A little more than forty years ago, one of the first attempts at in-vitro fertilization ended when the chairman of the OB-GYN department at New York's Columbia-Presbyterian hospital took the test tube containing the growing embryos out of the incubator that was keeping them alive. The doctor who'd been growing them hadn't asked permission, and the chairman had plenty of reasons to step in—the equipment wasn't sterile, the hospital could be liable if the baby turned out wrong, the experiment was against federal regulations.
But within just a few years the first IVF baby was born, in England. She was a healthy baby:
She's now 36, with babies of her own.

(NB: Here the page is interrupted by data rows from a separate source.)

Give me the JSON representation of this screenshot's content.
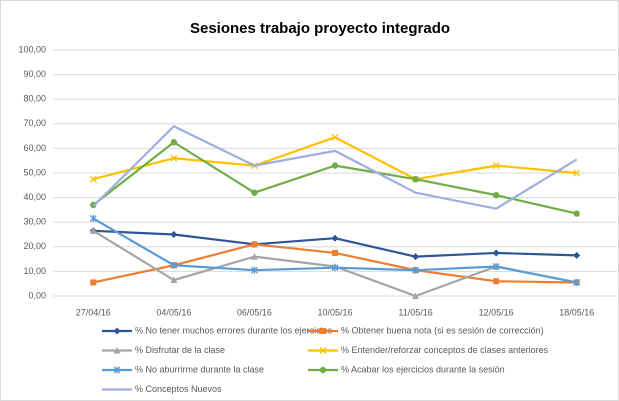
{
  "chart_data": {
    "type": "line",
    "title": "Sesiones trabajo proyecto integrado",
    "categories": [
      "27/04/16",
      "04/05/16",
      "06/05/16",
      "10/05/16",
      "11/05/16",
      "12/05/16",
      "18/05/16"
    ],
    "series": [
      {
        "name": "% No tener muchos errores durante los ejercicios",
        "color": "#2e5597",
        "marker": "diamond",
        "values": [
          26.5,
          25,
          21,
          23.5,
          16,
          17.5,
          16.5
        ]
      },
      {
        "name": "% Obtener buena nota (si es sesión de corrección)",
        "color": "#ed7d31",
        "marker": "square",
        "values": [
          5.5,
          12.5,
          21,
          17.5,
          10.5,
          6,
          5.5
        ]
      },
      {
        "name": "% Disfrutar de la clase",
        "color": "#a5a5a5",
        "marker": "triangle",
        "values": [
          26.5,
          6.5,
          16,
          12,
          0,
          12,
          5.5
        ]
      },
      {
        "name": "% Entender/reforzar conceptos de clases anteriores",
        "color": "#ffc000",
        "marker": "cross",
        "values": [
          47.5,
          56,
          53,
          64.5,
          47.5,
          53,
          50
        ]
      },
      {
        "name": "% No aburrirme durante la clase",
        "color": "#5b9bd5",
        "marker": "star",
        "values": [
          31.5,
          12.5,
          10.5,
          11.5,
          10.5,
          12,
          5.5
        ]
      },
      {
        "name": "% Acabar los ejercicios durante la sesión",
        "color": "#70ad47",
        "marker": "circle",
        "values": [
          37,
          62.5,
          42,
          53,
          47.5,
          41,
          33.5
        ]
      },
      {
        "name": "% Conceptos Nuevos",
        "color": "#9dafe0",
        "marker": "none",
        "values": [
          36.5,
          69,
          53,
          59,
          42,
          35.5,
          55.5
        ]
      }
    ],
    "ylim": [
      0,
      100
    ],
    "yticks": [
      {
        "value": 0,
        "label": "0,00"
      },
      {
        "value": 10,
        "label": "10,00"
      },
      {
        "value": 20,
        "label": "20,00"
      },
      {
        "value": 30,
        "label": "30,00"
      },
      {
        "value": 40,
        "label": "40,00"
      },
      {
        "value": 50,
        "label": "50,00"
      },
      {
        "value": 60,
        "label": "60,00"
      },
      {
        "value": 70,
        "label": "70,00"
      },
      {
        "value": 80,
        "label": "80,00"
      },
      {
        "value": 90,
        "label": "90,00"
      },
      {
        "value": 100,
        "label": "100,00"
      }
    ],
    "grid": true,
    "legend": "bottom"
  }
}
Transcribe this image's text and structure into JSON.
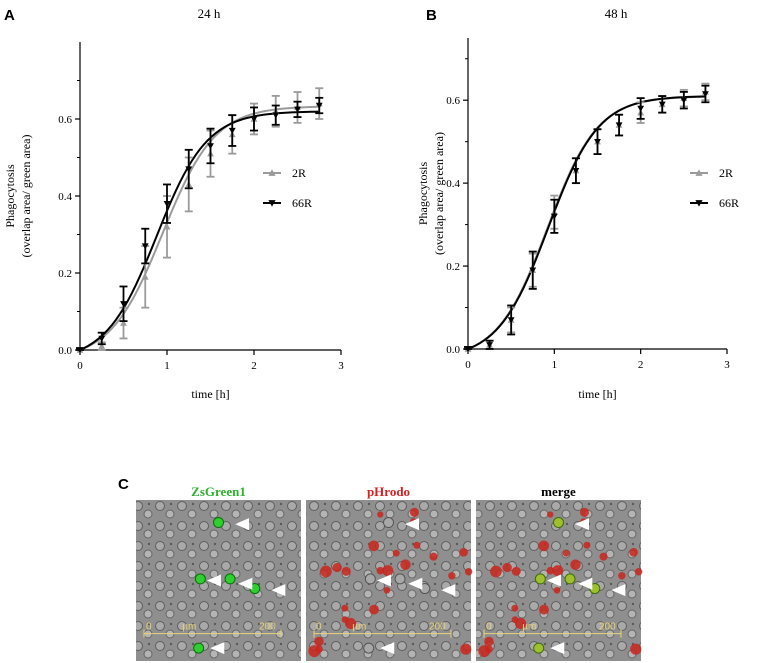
{
  "chart_data": [
    {
      "panel": "A",
      "type": "line",
      "title": "24 h",
      "xlabel": "time [h]",
      "ylabel": [
        "Phagocytosis",
        "(overlap area/ green area)"
      ],
      "xlim": [
        0,
        3
      ],
      "ylim": [
        0,
        0.8
      ],
      "xticks": [
        0,
        1,
        2,
        3
      ],
      "yticks": [
        0.0,
        0.2,
        0.4,
        0.6
      ],
      "ytick_labels": [
        "0.0",
        "0.2",
        "0.4",
        "0.6"
      ],
      "series": [
        {
          "name": "2R",
          "color": "#9b9b9b",
          "marker": "triangle-up",
          "x": [
            0,
            0.25,
            0.5,
            0.75,
            1.0,
            1.25,
            1.5,
            1.75,
            2.0,
            2.25,
            2.5,
            2.75
          ],
          "y": [
            0.0,
            0.01,
            0.07,
            0.19,
            0.32,
            0.43,
            0.51,
            0.56,
            0.6,
            0.62,
            0.63,
            0.64
          ],
          "err": [
            0.005,
            0.01,
            0.04,
            0.08,
            0.08,
            0.07,
            0.06,
            0.05,
            0.04,
            0.04,
            0.04,
            0.04
          ]
        },
        {
          "name": "66R",
          "color": "#000000",
          "marker": "triangle-down",
          "x": [
            0,
            0.25,
            0.5,
            0.75,
            1.0,
            1.25,
            1.5,
            1.75,
            2.0,
            2.25,
            2.5,
            2.75
          ],
          "y": [
            0.0,
            0.03,
            0.12,
            0.27,
            0.38,
            0.47,
            0.53,
            0.57,
            0.6,
            0.61,
            0.625,
            0.635
          ],
          "err": [
            0.005,
            0.015,
            0.045,
            0.045,
            0.05,
            0.05,
            0.045,
            0.04,
            0.03,
            0.025,
            0.02,
            0.02
          ]
        }
      ],
      "fit_curves": [
        {
          "name": "2R",
          "color": "#9b9b9b",
          "xmid": 0.95,
          "slope": 0.3,
          "ymax": 0.66
        },
        {
          "name": "66R",
          "color": "#000000",
          "xmid": 0.88,
          "slope": 0.29,
          "ymax": 0.65
        }
      ],
      "legend": {
        "placement": "right-middle",
        "entries": [
          "2R",
          "66R"
        ]
      }
    },
    {
      "panel": "B",
      "type": "line",
      "title": "48 h",
      "xlabel": "time [h]",
      "ylabel": [
        "Phagocytosis",
        "(overlap area/ green area)"
      ],
      "xlim": [
        0,
        3
      ],
      "ylim": [
        0,
        0.75
      ],
      "xticks": [
        0,
        1,
        2,
        3
      ],
      "yticks": [
        0.0,
        0.2,
        0.4,
        0.6
      ],
      "ytick_labels": [
        "0.0",
        "0.2",
        "0.4",
        "0.6"
      ],
      "series": [
        {
          "name": "2R",
          "color": "#9b9b9b",
          "marker": "triangle-up",
          "x": [
            0,
            0.25,
            0.5,
            0.75,
            1.0,
            1.25,
            1.5,
            1.75,
            2.0,
            2.25,
            2.5,
            2.75
          ],
          "y": [
            0.0,
            0.01,
            0.07,
            0.19,
            0.33,
            0.43,
            0.5,
            0.54,
            0.57,
            0.59,
            0.605,
            0.62
          ],
          "err": [
            0.005,
            0.01,
            0.03,
            0.04,
            0.04,
            0.03,
            0.03,
            0.025,
            0.025,
            0.02,
            0.02,
            0.02
          ]
        },
        {
          "name": "66R",
          "color": "#000000",
          "marker": "triangle-down",
          "x": [
            0,
            0.25,
            0.5,
            0.75,
            1.0,
            1.25,
            1.5,
            1.75,
            2.0,
            2.25,
            2.5,
            2.75
          ],
          "y": [
            0.0,
            0.01,
            0.07,
            0.19,
            0.32,
            0.43,
            0.5,
            0.54,
            0.58,
            0.59,
            0.6,
            0.615
          ],
          "err": [
            0.005,
            0.01,
            0.035,
            0.045,
            0.04,
            0.03,
            0.03,
            0.025,
            0.025,
            0.02,
            0.02,
            0.02
          ]
        }
      ],
      "fit_curves": [
        {
          "name": "2R",
          "color": "#9b9b9b",
          "xmid": 0.92,
          "slope": 0.29,
          "ymax": 0.635
        },
        {
          "name": "66R",
          "color": "#000000",
          "xmid": 0.93,
          "slope": 0.29,
          "ymax": 0.635
        }
      ],
      "legend": {
        "placement": "right-middle",
        "entries": [
          "2R",
          "66R"
        ]
      }
    }
  ],
  "panel_c": {
    "letter": "C",
    "panels": [
      {
        "label": "ZsGreen1",
        "color": "#2fb02f",
        "overlay": "green"
      },
      {
        "label": "pHrodo",
        "color": "#d42020",
        "overlay": "red"
      },
      {
        "label": "merge",
        "color": "#000000",
        "overlay": "merge"
      }
    ],
    "scale_bar": {
      "start_label": "0",
      "unit_label": "µm",
      "end_label": "200"
    }
  },
  "colors": {
    "series_2R": "#9b9b9b",
    "series_66R": "#000000",
    "micrograph_bg": "#8a8a8a",
    "scale_bar": "#e8d27a"
  }
}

The first IVF baby in the U.S. followed a few years later, in 1981, and now about one percent of all babies born in the U.S.—more than 65,000 babies each year—are conceived using some form of assisted reproductive technology.
In the past 10 years or so, the use of these techniques has doubled, the Centers for Disease Control and Prevention says; it's become so popular that there's now an abundance of unused embryos in America's medical freezers. Part of the reason the use of IVF has grown so quickly in popularity is that a surprisingly large number of people—about one in eight, in the U.S—have some fertility issues.
As IVF has become routine, doctors have added to its powers, too. Four decades ago, no one had ever conceived a baby from an embryo created outside a woman's body. Now, doctors can sequence every letter of the genomes of IVF embryos and screen for genetic abnormalities. They can avoid diseases connected to mitochondrial DNA by creating embryos from three donors—one for the egg, one for the sperm, and a third for the mitochondria—all of whom transfer heritable DNA to any baby that results. Just last year, a team in Japan succeeded in reviving ovaries of women who had, essentially, entered menopause years earlier than most.
Some researchers are trying to make this relatively expensive sequence of treatments more affordable too. There are now ovary-stimulating drugs that can be taken orally, instead of via more expensive injections. And one low-cost design, for instance, is about the size of a shoe box—instead of a fancy incubator the embryos grow inside an aluminum heating box (although, as the inventors of this system told to BBC, a thermos worked, too). Turns out, embryos aren't so picky about where they'll grow—and although there's still plenty of risk that these procedures won't lead to pregnancy, the old-fashioned way is not perfect either.